In fact, it would be more than half. It's not unusual for us to hide our brokenness from God as though He didn't know it was there. It's likewise not unusual for us to hide our dishonesty from ourselves, and to imagine ourselves to be more honest with God than we really are. And it's certainly not unusual for us to present ourselves to the church as holier than we are.

The holy facade toward the church arises from our insecurity. In lots of churches, it is not safe to admit weakness except in the most general sense: "We're all sinners before God." Acknowledging specific weakness--"this is how I sinned this week"--makes everybody around us uncomfortable. Some people will immediately try to fix us, as though we were broken and they were not. If the sin is something bad enough, it earns us immediate second-class status, as we get subjected to a process of "restoration" and made to report regularly to some overseer.

So when people ask us how we are, we smile and reply, often dishonestly, "Fine. How are you?" It's not an answer, it's a scripted game. It's also a deflection. Our guard is up. We're keeping our masks firmly in place. That's the only safe option.

It might not seem so safe if the pretense of holiness caused us to fall over dead, now, would it? 

Can you see why God intervened to prevent the early church from allowing such pretense? And can you see why candor in the church is truly necessary? Real fellowship, real intimacy, happens in no other way. And intimacy is the essence of heaven.

In the standard pattern of Alcoholics Anonymous meetings, individuals are encouraged to speak candidly about what they are experiencing. Other members are encouraged to listen but are not permitted to attempt to "fix" the person speaking, nor are they permitted to repeat what they've heard in meetings. If the speaker is doing well, they are encouraged. If they have fallen short, they are understood. Everybody falls sometimes, but all are encouraged to continue to work the program.

Churches ought to operate as Sinaholics Anonymous meetings, in which we who are attempting the long road of recovery from estrangement from God interact with each other over our recovery. "Falling off the wagon" should be recognized as a common event. The response to it should be the same as in AA: we should be encouraged to continue to work the program. We ought to be able to talk about our imperfect sobriety freely, and not have to suffer being "fixed" by others. And we should treat sobriety--freedom from sin--as an achievement, not an expected normality.
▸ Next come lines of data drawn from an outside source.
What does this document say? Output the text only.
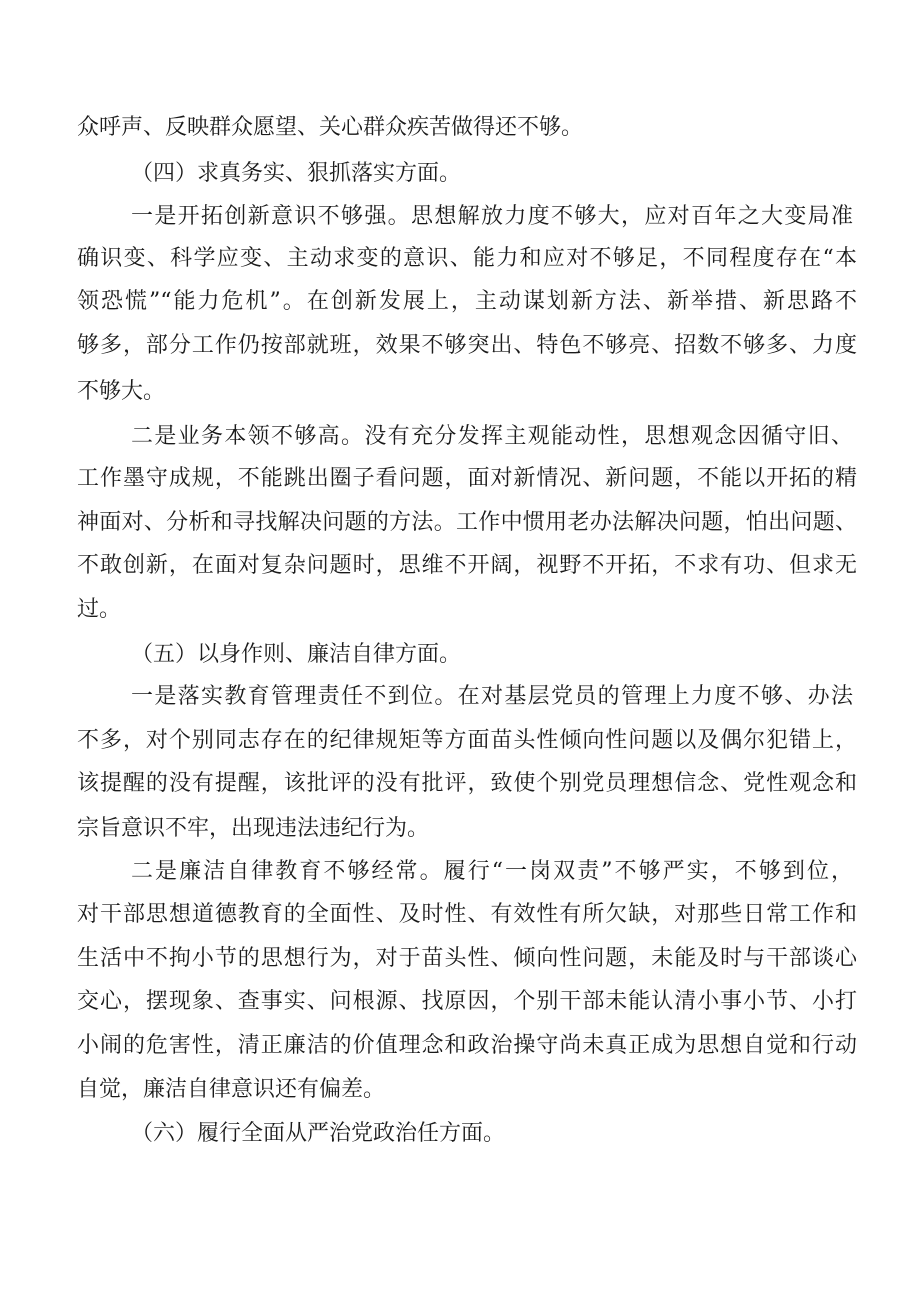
众呼声、反映群众愿望、关心群众疾苦做得还不够。
（四）求真务实、狠抓落实方面。
一是开拓创新意识不够强。思想解放力度不够大，应对百年之大变局准
确识变、科学应变、主动求变的意识、能力和应对不够足，不同程度存在“本
领恐慌”“能力危机”。在创新发展上，主动谋划新方法、新举措、新思路不
够多，部分工作仍按部就班，效果不够突出、特色不够亮、招数不够多、力度
不够大。
二是业务本领不够高。没有充分发挥主观能动性，思想观念因循守旧、
工作墨守成规，不能跳出圈子看问题，面对新情况、新问题，不能以开拓的精
神面对、分析和寻找解决问题的方法。工作中惯用老办法解决问题，怕出问题、
不敢创新，在面对复杂问题时，思维不开阔，视野不开拓，不求有功、但求无
过。
（五）以身作则、廉洁自律方面。
一是落实教育管理责任不到位。在对基层党员的管理上力度不够、办法
不多，对个别同志存在的纪律规矩等方面苗头性倾向性问题以及偶尔犯错上，
该提醒的没有提醒，该批评的没有批评，致使个别党员理想信念、党性观念和
宗旨意识不牢，出现违法违纪行为。
二是廉洁自律教育不够经常。履行“一岗双责”不够严实，不够到位，
对干部思想道德教育的全面性、及时性、有效性有所欠缺，对那些日常工作和
生活中不拘小节的思想行为，对于苗头性、倾向性问题，未能及时与干部谈心
交心，摆现象、查事实、问根源、找原因，个别干部未能认清小事小节、小打
小闹的危害性，清正廉洁的价值理念和政治操守尚未真正成为思想自觉和行动
自觉，廉洁自律意识还有偏差。
（六）履行全面从严治党政治任方面。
It's a goal, not necessarily a present reality.

Times are changing. We may be coming into a time when God is turning up the heat on the Church, with an eye toward making us into the people we were supposed to be. If that's true, we may all need to start identifying our facades and deliberately laying them down. We may have to start being more candid with selected fellow-believers, and coming out of hiding.

Do that for a while and churches may become known as places where people love and provide for one another.

I don't know whether God is ever going to shock the Church again by causing an insincere brother to fall over dead. He might; who knows? But whether He does or not, let's each find some people with whom the facade is not necessary, and let's start our own Sinaholics Anonymous chapters where we can relax and tell the truth about who we are. That might require taking a few risks, but as John Wimber, the founder of the Vineyard churches, used to say, "Faith is spelled 'R, I, S, K.'"

Practice telling the truth, and I'll see you in a couple of weeks.